"Yes." Juvenile lifer Kempis Songster released from prison after 30 years
Around 8:20 a.m., Kempis Songster, 45, walked out of the green garage doors next to the visitor's area, carrying a box and a bag, a smile quickly crossing his face in the arctic air.
"This is where it starts."
Those were the parting words delivered to paroled juvenile lifer Kempis Songster as he walked out of Graterford Prison on Thursday morning, words of kindness delivered with a hug from an unexpected source: Natasha Walker, the correctional officer at the desk in the lobby of the visitor center,
"Keep up the fight," she called to him.
Walker was one of several prison officers who made it a point to say goodbye to Songster, 45, one of the highest profile of the lifers, including one who told him on his way out, "You're a good person."
Songster's nearly 30-year journey from convicted teen killer, sentenced in 1988 to life without parole, to freed middle-aged adult walking out of prison in 2017 touched more than the 27 teary relatives who traveled from New York and North Carolina, and a half-dozen other supporters who made the frigid sunrise trip to the Montgomery County prison.
"This is inspiring for the other inmates," Walker said.
Around 8:20 a.m., Songster walked out of the green garage doors next to the visitor area with several other inmates, carrying a box and a bag, a smile quickly crossing his face. His relatives, waiting inside the visitor area, poured out into the arctic air to greet him.
"Yes." he said as he waded through his relatives, raising his arms, hugging, and squeezing in a quick FaceTime greeting placed in front of him. "I didn't sleep," he added a few minutes later.
Songster greeted his mother, Catherine "Joy" Songster, who described herself as "elated", and his aunt Gail Songster, who made many a trip from Brooklyn to Philadelphia on his behalf. Also waiting was Mike Lyons, a professor at St. Joseph's University, who collaborated with Songster to create "The Redemption Project" website and advocacy group, and who brought more than 100 of his students to visit with Songster and other juvenile lifers.
Sean Damon of the West Philadelphia-based Amistad Law Project also made the trip, as did Anne Swoyer, a volunteer in the prison who, like many who encountered him, including Villanova University professors and advocates, befriended the gregarious inmate they call "Ghani" and waited for this moment.
"I can't even describe it," Songster said as he walked away from the prison toward the parking lot, which he said was literally the farthest in one direction he'd been able to walk in three decades. "I'm a mixed bag right now. I'm trying to make sure this is actually — I'm walking in one direction for this long. Usually I'm having to turn a circle by now. you know, but I'm still walking straight."

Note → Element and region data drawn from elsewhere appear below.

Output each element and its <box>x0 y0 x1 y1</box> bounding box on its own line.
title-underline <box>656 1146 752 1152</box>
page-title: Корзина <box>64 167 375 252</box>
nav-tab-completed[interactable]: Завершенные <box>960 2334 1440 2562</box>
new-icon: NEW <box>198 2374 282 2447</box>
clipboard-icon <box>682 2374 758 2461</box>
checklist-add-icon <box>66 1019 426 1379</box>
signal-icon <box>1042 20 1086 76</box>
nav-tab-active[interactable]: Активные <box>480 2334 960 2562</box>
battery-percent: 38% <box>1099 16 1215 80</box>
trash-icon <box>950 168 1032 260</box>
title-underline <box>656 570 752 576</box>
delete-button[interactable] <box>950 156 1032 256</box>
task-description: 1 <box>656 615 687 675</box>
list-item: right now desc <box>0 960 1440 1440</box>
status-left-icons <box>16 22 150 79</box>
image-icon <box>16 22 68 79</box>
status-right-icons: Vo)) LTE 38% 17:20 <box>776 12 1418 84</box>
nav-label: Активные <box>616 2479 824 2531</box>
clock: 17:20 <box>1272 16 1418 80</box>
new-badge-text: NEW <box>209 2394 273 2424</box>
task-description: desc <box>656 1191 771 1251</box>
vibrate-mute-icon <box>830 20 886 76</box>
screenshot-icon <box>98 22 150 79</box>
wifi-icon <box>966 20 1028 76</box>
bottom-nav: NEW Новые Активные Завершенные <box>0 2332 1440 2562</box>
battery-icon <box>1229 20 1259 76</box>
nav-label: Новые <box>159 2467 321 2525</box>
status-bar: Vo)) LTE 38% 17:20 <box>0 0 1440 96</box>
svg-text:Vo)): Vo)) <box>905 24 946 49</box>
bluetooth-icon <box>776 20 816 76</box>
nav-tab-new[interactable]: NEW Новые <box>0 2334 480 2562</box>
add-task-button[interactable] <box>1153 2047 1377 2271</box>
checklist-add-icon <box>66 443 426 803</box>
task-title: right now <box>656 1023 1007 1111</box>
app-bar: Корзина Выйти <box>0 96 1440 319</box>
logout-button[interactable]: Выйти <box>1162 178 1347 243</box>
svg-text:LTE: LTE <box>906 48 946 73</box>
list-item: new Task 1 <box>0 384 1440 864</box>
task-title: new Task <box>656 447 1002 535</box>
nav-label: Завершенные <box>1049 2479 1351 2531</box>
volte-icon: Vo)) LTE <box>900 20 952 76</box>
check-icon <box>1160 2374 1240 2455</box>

Songster is one of about 200 Pennsylvania lifers who have been re-sentenced from life-without-parole sentences that the U.S. Supreme Court found unconstitutional nearly two years ago. Nearly 100 have been released. Pennsylvania had about 515 juvenile lifers who became eligible for new sentences under the rulings. A judge in July resentenced Songster to 30 years to life. His co-defendant, Dameon Brome, is in prison in Dallas, Pa., awaiting a decision from the parole board.
The two runaways from Brooklyn were convicted of killing a third runaway, Anjo Pryce, 17, in a dispute inside a fortified crack house in Southwest Philadelphia run by the Jamaican drug gang all three worked for. They turned down a plea deal that would have freed them a decade ago.
For the day, Songster was headed to his fiancee's house in Lawncrest, then later to West Philadelphia for a reception at the Calvary Center for Culture and Commun ity, organized by Lyons. He, Lyons, and another paroled juvenile lifer, John Pace, have several speaking engagements planned for early 2018, and Songster hopes to continue advocating for juvenile and other lifers. A vegan yoga and fitness instructor, Songster has a job waiting at a gym in Spring Garden.